Que pena! O rei, o camponês e a torre eram muito mais pequenos. Trouxe-os,
contudo, e, com eles, outras bonecas ainda, a saber: uma princesa com manchas
vermelhas e redondas nas faces, um velhote com uma cruz ao peito e que se parecia
com São Nicolau por causa da barba comprida e mais duas ou três outras
menos belas e imponentes. Além disso, um teatro cujo pano subia e descia,
mostrando ou escondendo o jardim que formava o cenário.
Anuska tinha, finalmente, com que se ocupar durante as suas horas de solidão
e de nostalgia. Instalou aquele magnífico teatro (custara doze florins)

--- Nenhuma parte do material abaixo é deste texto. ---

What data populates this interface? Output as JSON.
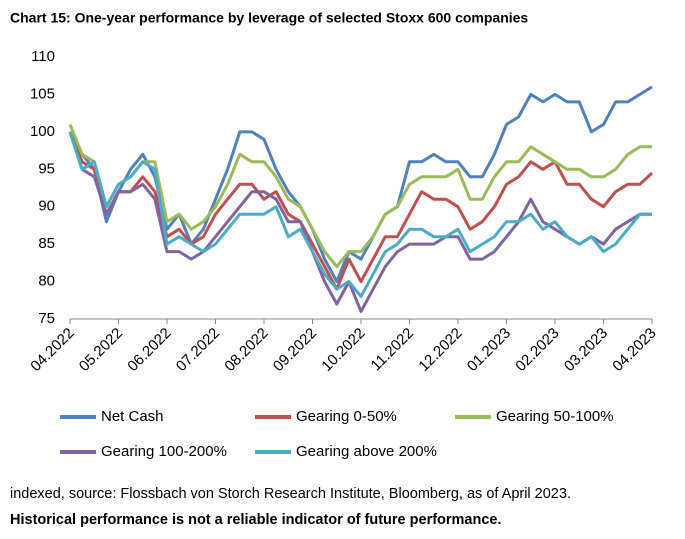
{
  "chart_data": {
    "type": "line",
    "title": "Chart 15: One-year performance by leverage of selected Stoxx 600 companies",
    "categories": [
      "04.2022",
      null,
      null,
      null,
      "05.2022",
      null,
      null,
      null,
      "06.2022",
      null,
      null,
      null,
      "07.2022",
      null,
      null,
      null,
      "08.2022",
      null,
      null,
      null,
      "09.2022",
      null,
      null,
      null,
      "10.2022",
      null,
      null,
      null,
      "11.2022",
      null,
      null,
      null,
      "12.2022",
      null,
      null,
      null,
      "01.2023",
      null,
      null,
      null,
      "02.2023",
      null,
      null,
      null,
      "03.2023",
      null,
      null,
      null,
      "04.2023"
    ],
    "series": [
      {
        "name": "Net Cash",
        "color": "#4f81bd",
        "values": [
          100,
          97,
          95,
          88,
          92,
          95,
          97,
          94,
          87,
          89,
          85,
          87,
          91,
          95,
          100,
          100,
          99,
          95,
          92,
          90,
          87,
          83,
          80,
          84,
          83,
          86,
          89,
          90,
          96,
          96,
          97,
          96,
          96,
          94,
          94,
          97,
          101,
          102,
          105,
          104,
          105,
          104,
          104,
          100,
          101,
          104,
          104,
          105,
          106
        ]
      },
      {
        "name": "Gearing 0-50%",
        "color": "#c0504d",
        "values": [
          100,
          96,
          95,
          89,
          92,
          92,
          94,
          92,
          86,
          87,
          85,
          86,
          89,
          91,
          93,
          93,
          91,
          92,
          89,
          88,
          85,
          82,
          79,
          83,
          80,
          83,
          86,
          86,
          89,
          92,
          91,
          91,
          90,
          87,
          88,
          90,
          93,
          94,
          96,
          95,
          96,
          93,
          93,
          91,
          90,
          92,
          93,
          93,
          94.5
        ]
      },
      {
        "name": "Gearing 50-100%",
        "color": "#9bbb59",
        "values": [
          101,
          97,
          96,
          90,
          93,
          94,
          96,
          96,
          88,
          89,
          87,
          88,
          90,
          93,
          97,
          96,
          96,
          94,
          91,
          90,
          87,
          84,
          82,
          84,
          84,
          86,
          89,
          90,
          93,
          94,
          94,
          94,
          95,
          91,
          91,
          94,
          96,
          96,
          98,
          97,
          96,
          95,
          95,
          94,
          94,
          95,
          97,
          98,
          98
        ]
      },
      {
        "name": "Gearing 100-200%",
        "color": "#8064a2",
        "values": [
          100,
          95,
          94,
          89,
          92,
          92,
          93,
          91,
          84,
          84,
          83,
          84,
          86,
          88,
          90,
          92,
          92,
          91,
          88,
          88,
          84,
          80,
          77,
          80,
          76,
          79,
          82,
          84,
          85,
          85,
          85,
          86,
          86,
          83,
          83,
          84,
          86,
          88,
          91,
          88,
          87,
          86,
          85,
          86,
          85,
          87,
          88,
          89,
          89
        ]
      },
      {
        "name": "Gearing above 200%",
        "color": "#4bacc6",
        "values": [
          100,
          95,
          96,
          90,
          93,
          94,
          96,
          95,
          85,
          86,
          85,
          84,
          85,
          87,
          89,
          89,
          89,
          90,
          86,
          87,
          84,
          81,
          79,
          80,
          78,
          81,
          84,
          85,
          87,
          87,
          86,
          86,
          87,
          84,
          85,
          86,
          88,
          88,
          89,
          87,
          88,
          86,
          85,
          86,
          84,
          85,
          87,
          89,
          89
        ]
      }
    ],
    "ylim": [
      75,
      110
    ],
    "yticks": [
      75,
      80,
      85,
      90,
      95,
      100,
      105,
      110
    ],
    "source": "indexed, source: Flossbach von Storch Research Institute, Bloomberg, as of April 2023.",
    "disclaimer": "Historical performance is not a reliable indicator of future performance."
  }
}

e colocou-se por detrás dele como convém. Mas, por vezes, quando
o pano subia, corria pela frente do teatro, olhava para aquele jardim, e toda
a cozinha, pardacenta, desaparecia, então, por detrás das grandes
árvores magníficas. Depois recuava alguns passos, pegava em duas
ou três bonecas e punha-as a falar. Não era uma verdadeira peça;
as bonecas falavam e respondiam umas às outras; também, por vezes,
acontecia que duas bonecas, como que aterrorizadas, se inclinavam, subitamente,
uma diante da outra, ou faziam um cumprimento ao velhote que não podia
curvar-se, por ser todo de madeira. Por isso, a emoção fazia-o em
todos esses casos cair para trás.
O boato dessa brincadeira correu entre as crianças, e, em breve, os pequenos
da vizinhança, a princípio prudentes e depois cada vez mais atrevidos,
apareceram na cozinha dos Blaha, de pé, pelos cantos, quando a noite começava
a cair, sem perderem de vista as belas bonecas que repetiam sempre as mesmas coisas.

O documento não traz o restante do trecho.